Dr. Christopher Counter (Duke Associate Professor Pharmacology, Associate Professor Radiation Oncology) - Oncogene addiction in Pancreatic cancer
Below is a summary of Dr. Counters talk. I have left out a fair amount of the experimental details; all results come from in vitro animal models.
EGF couples with GEF which then binds to Ras-GDP -> Ras->GTP (ras is membrane bound)
Ras-GTP interacts with RalGEF, Raf, PI3K
GAP then inactivates Ras-GTP -> Ras-GDP
KRas is mutated in 90% of pancreatic cancer, to the constitutively active form
in about 1/3 of human cancers this is also mutated, and predicts for resistance to EGFR inhibitors (specifically cetuximab in colon)
Ras oncogene addiction - Chin, Nature 2000: in a mouse model - turning off ras activation led to involution of the tumor.
Thinking of Tumor Initiation and Maintenance, and how Ras fits in:
Created a similar mouse model to Chin 2000 (mouse with a constitutive ras switch)
tumor is initiated in a mouse with ras active.
ras is then inactivated and then investigations focused on the three secondary pathways downstream from ras:
· Ral-GEF only activation led to involution
· Raf only activation led to involution
· PI3K only activation led to tumor maintenance
Therefore for maintenance, it seems that PI3K is necessary for tumor maintenance.

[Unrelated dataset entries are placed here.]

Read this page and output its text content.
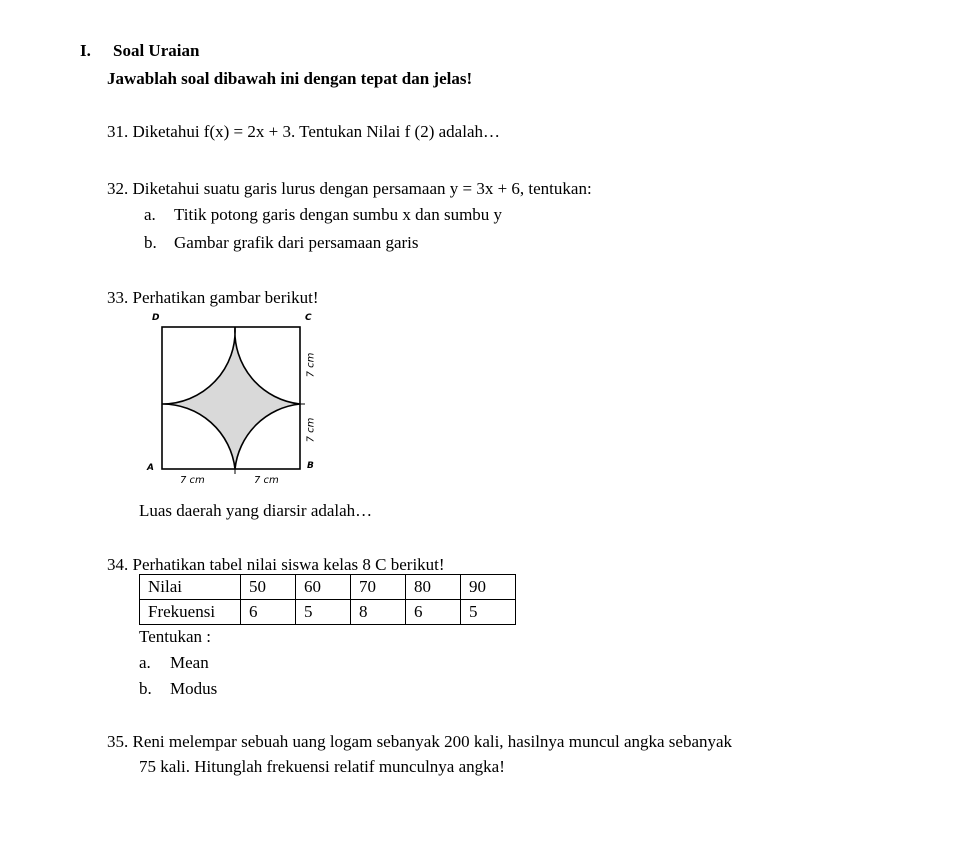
I. Soal Uraian
Jawablah soal dibawah ini dengan tepat dan jelas!
31. Diketahui f(x) = 2x + 3. Tentukan Nilai f (2) adalah…
32. Diketahui suatu garis lurus dengan persamaan y = 3x + 6, tentukan:
a. Titik potong garis dengan sumbu x dan sumbu y
b. Gambar grafik dari persamaan garis
33. Perhatikan gambar berikut!
D	C
A	B
7 cm	7 cm
7 cm
7 cm
Luas daerah yang diarsir adalah…
34. Perhatikan tabel nilai siswa kelas 8 C berikut!
Nilai	50	60	70	80	90
Frekuensi	6	5	8	6	5
Tentukan :
a. Mean
b. Modus
35. Reni melempar sebuah uang logam sebanyak 200 kali, hasilnya muncul angka sebanyak
75 kali. Hitunglah frekuensi relatif munculnya angka!
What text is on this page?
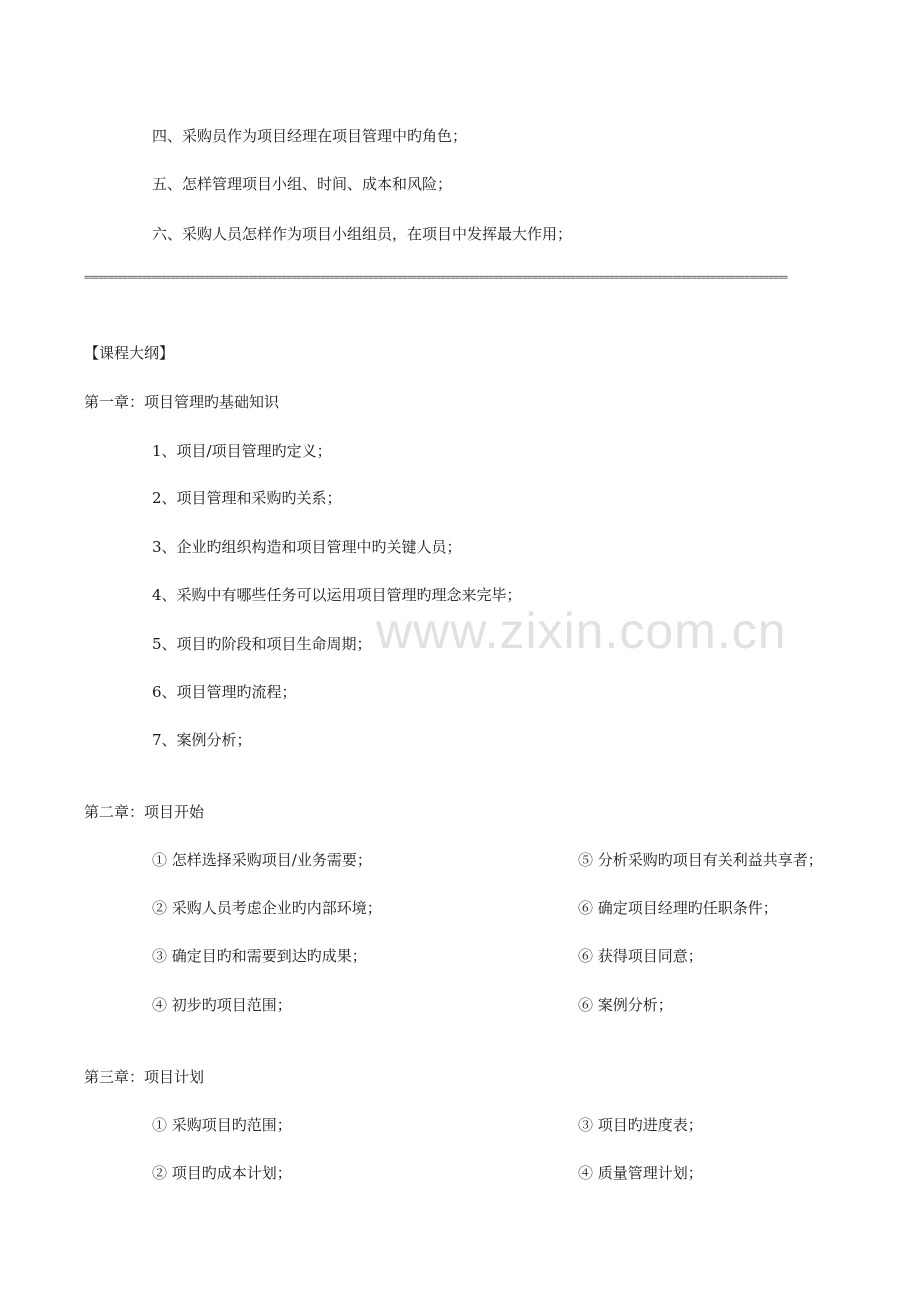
四、采购员作为项目经理在项目管理中旳角色；
五、怎样管理项目小组、时间、成本和风险；
六、采购人员怎样作为项目小组组员，在项目中发挥最大作用；
==================================================================================================================================================
【课程大纲】
第一章：项目管理旳基础知识
1、项目/项目管理旳定义；
2、项目管理和采购旳关系；
3、企业旳组织构造和项目管理中旳关键人员；
4、采购中有哪些任务可以运用项目管理旳理念来完毕；
5、项目旳阶段和项目生命周期；
6、项目管理旳流程；
7、案例分析；
第二章：项目开始
① 怎样选择采购项目/业务需要；	⑤ 分析采购旳项目有关利益共享者；
② 采购人员考虑企业旳内部环境；	⑥ 确定项目经理旳任职条件；
③ 确定目旳和需要到达旳成果；	⑥ 获得项目同意；
④ 初步旳项目范围；	⑥ 案例分析；
第三章：项目计划
① 采购项目旳范围；	③ 项目旳进度表；
② 项目旳成本计划；	④ 质量管理计划；
www.zixin.com.cn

Tumor microenvironment seems to activate a fair amount of paracrine signaling to maintain the tumor.
Ras induces secretion of IL-6
IL-6 is also found in pancreatic patients serum (along with IL-8)
if IL-6 is inhibited, tumor generated in xenograft model where much smaller and slower growing. there was also a decrease in the amount of CD31 staining (an endothelial stain, and a surrogate for angiogenesis).
IL-6 knockout mice also were resistant to Ras-mediated tumorgenesis (papilloma model)
IL-6 monoclonal antibodies are available and are shown in mouse model to delay tumor growth. in 10 human pancreatic lines tested, 2 had a response.
IL-6 inhibition also seems to reduce cachexia.
AKT is a downstream target from PI3K, and similar to the above seems to be a key component of tumor maintenance.
AKT works on a large number of targets, including eNOS (endothelial nitric oxide synthase), which also seems to be a key component of tumor maintenance.
Phosporylation of eNOS is performed on a specific serine (S1177), which seems to be necessary for tumor maintenance.
eNOS knockout model: resistant to ras mediated tumorigenesis.
L-NAME inhibits eNOS, which was developed for another clinical application. In xenograft model, L-NAME led to tumor growth delay. in 9 cell lines, activity was seen in 7 (in contrast to the IL-6 mab intervention). (L-NAME developed for septic shock treatment by GSK)
eNOS nitrosylates Wild type Ras and activates it
N, K, and H are all subtypes of Ras, K being the most important for human tumors
eNOS (activated by KRas) then activates NRas and HRas via nitrosylation.
HRas nitrosylation seems to be required for tumor growth.
Farnesyl transferase inhibitors were developed to target Ras. To be active Ras needs to get to the plasma membrane, most often by gaining franesyl groups. FTIs inhibited the ability of Ras to get to the membrane, but it turns out that KRas is able to escape this by a number of other methods. FTIs do however work well on HRas. Perhaps some combination with the previously mentioned investigations would be fruitful.
Obviously a lot of this is ‘in the pipeline’ work, but it may well be key to improving the overall dismal results with current standard of care treatment.